You really don’t worry too much about the weather when you only have a weekend do you ? You just get in the car and drive, dont take much food really, a bottle of water, a leather coat, a camera – phone and a couple of key numbers.
I started out that Saturday in a hotel in downtown San Jose. I didnt get a lot of sleep, a domestic in the hotel room two doors down. The fight was colorful, and violent, with the boyfriend, the girlfriend, the friends of the guy, and the bitch inside, with bits of smashed plates littering the corridor, and piled up against the door.. tomato sauce spots, like animals had been searching for food scraps, but not blood at least..
The coast road route one, is perched halfway up cliffs winding south down through redwoods, and along the steep face of mountains highly indignant of the push of the pacific ocean plate, and rising up over it all, with the waves crashing politely down below, accross bridges and gullies with numerous turnarounds to take photos, and listen to the sounds of it all, in the quiet. You have the sounds of the waves below, periodic in their motion, coupled with the sounds of cars passing by, with the odd car door shutting, and foreign voices muttering, about the cold and the bleak grey fog which comes in from the ocean. You travel down and see that many have been here before, with names carved in seats, and bridges built during the 30s, to allow the road to continue south through and past Big Sur, and down through the county into SLO county beyond.
Living in Big Sur, some of the great thinkers and writers, people who came to think. Henry Miller came to Big Sur to settle down and write, along with poet friends, and others who needed the environment to help them sort things out. At least that’s the impression on me, just spending a day there. The giantess of the redwood trees and the rocks and things, that pass by as you drive. I stopped a limited number of times, I know, that it was somewhat less than 82 times, because that was the number of pictures or video snaps I captured along the way.
A sense of huge forces then, shaping the earth on the edge of the pacific, and solid rock with jade poking through in Big Sur, and giant rocks and stones tumbling down into the water below. Beware the rocks my son, which gyre and gimbal in the waves. The green Jade rock of metaphysics, which allows worries to be absorbed, must surely have assisted having past so many tons of Big Sur and the central coast, just feet away from the car. Jade stones and salt water, the cure for all worries in metaphysical stone theory, I have it on good advice.
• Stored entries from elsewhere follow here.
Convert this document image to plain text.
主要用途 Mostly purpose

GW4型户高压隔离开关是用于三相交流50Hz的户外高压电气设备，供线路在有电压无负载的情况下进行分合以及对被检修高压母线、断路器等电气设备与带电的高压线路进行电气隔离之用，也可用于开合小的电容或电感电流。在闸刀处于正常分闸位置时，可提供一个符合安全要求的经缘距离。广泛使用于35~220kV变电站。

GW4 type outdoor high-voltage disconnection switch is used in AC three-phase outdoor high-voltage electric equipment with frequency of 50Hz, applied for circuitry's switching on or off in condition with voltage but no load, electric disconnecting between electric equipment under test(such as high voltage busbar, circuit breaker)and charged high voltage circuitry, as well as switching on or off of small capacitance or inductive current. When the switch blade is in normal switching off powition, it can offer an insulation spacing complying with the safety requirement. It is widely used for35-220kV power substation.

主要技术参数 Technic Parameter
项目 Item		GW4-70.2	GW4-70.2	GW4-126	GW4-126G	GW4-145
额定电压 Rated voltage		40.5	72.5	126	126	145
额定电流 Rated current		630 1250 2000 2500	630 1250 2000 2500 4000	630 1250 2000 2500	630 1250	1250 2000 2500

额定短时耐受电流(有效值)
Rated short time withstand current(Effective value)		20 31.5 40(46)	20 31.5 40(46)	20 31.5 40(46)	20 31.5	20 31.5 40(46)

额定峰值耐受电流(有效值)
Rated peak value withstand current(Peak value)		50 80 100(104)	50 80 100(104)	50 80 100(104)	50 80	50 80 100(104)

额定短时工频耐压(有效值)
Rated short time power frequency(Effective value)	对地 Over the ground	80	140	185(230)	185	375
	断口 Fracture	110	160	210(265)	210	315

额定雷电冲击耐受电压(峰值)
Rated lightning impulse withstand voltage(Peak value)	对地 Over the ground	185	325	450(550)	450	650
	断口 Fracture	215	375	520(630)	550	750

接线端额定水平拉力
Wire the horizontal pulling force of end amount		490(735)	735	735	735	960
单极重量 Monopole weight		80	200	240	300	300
Those things we do with video cameras to make life interesting, we worry about Zoom and Pan, and now worry free, I set the camera on the tripod on the stones, for which only an earth tremor would move. For now I would set my Flip camera up on it’s red Eddie Bauer tripod, and just turn it on. Hoping to extend the moment of the picture, with infinitesmal movement in the sky and in the grasses that moved in the foreground with the breeze. Suddenly among the Jade and color of the blue ocean and the grey sky floated a condor, that rare californian bird of prey, so majesticly soaring. It crossed the corner frame of the still camera, just in an instant captured, and then past. The scene returned to normal. I ran for the camera, grabbed it, and then with tripod in hand started tracking the condor as it floated past on the cliff face below. Then it circled back, looking for something, and flying very close to the turnaround at the top of the cliff and road level, and accross the frame, about 20 feet in front. Its wingtip feathers perfectly in control of its effortless flight. It was looking for something near my feet, its head watching while soaring, and heading toward me. Flashing through my mind, the injunction – don’t get closer than 150 feet to a condor – and here it was coming from left front to right back. In the end it was too fast and flew right past the camera and down the cliff and out of sight.
Quiet resumed, a chipmunk darted out of the grasses into the turnaround. He was looking for tourist food or scraps, and then was chased back by a rather large seagull. The drama over, there were no plates broken, no life lost, no one ate anything, no tomato sauce, and life returned to the quiet steady roll of the waves far below and a car or two passing occasionally. The man, the chipmunk, the seagull, and the condor, none of them worried, among the jade and redwood of the cliffs on the coast road at Big Sur.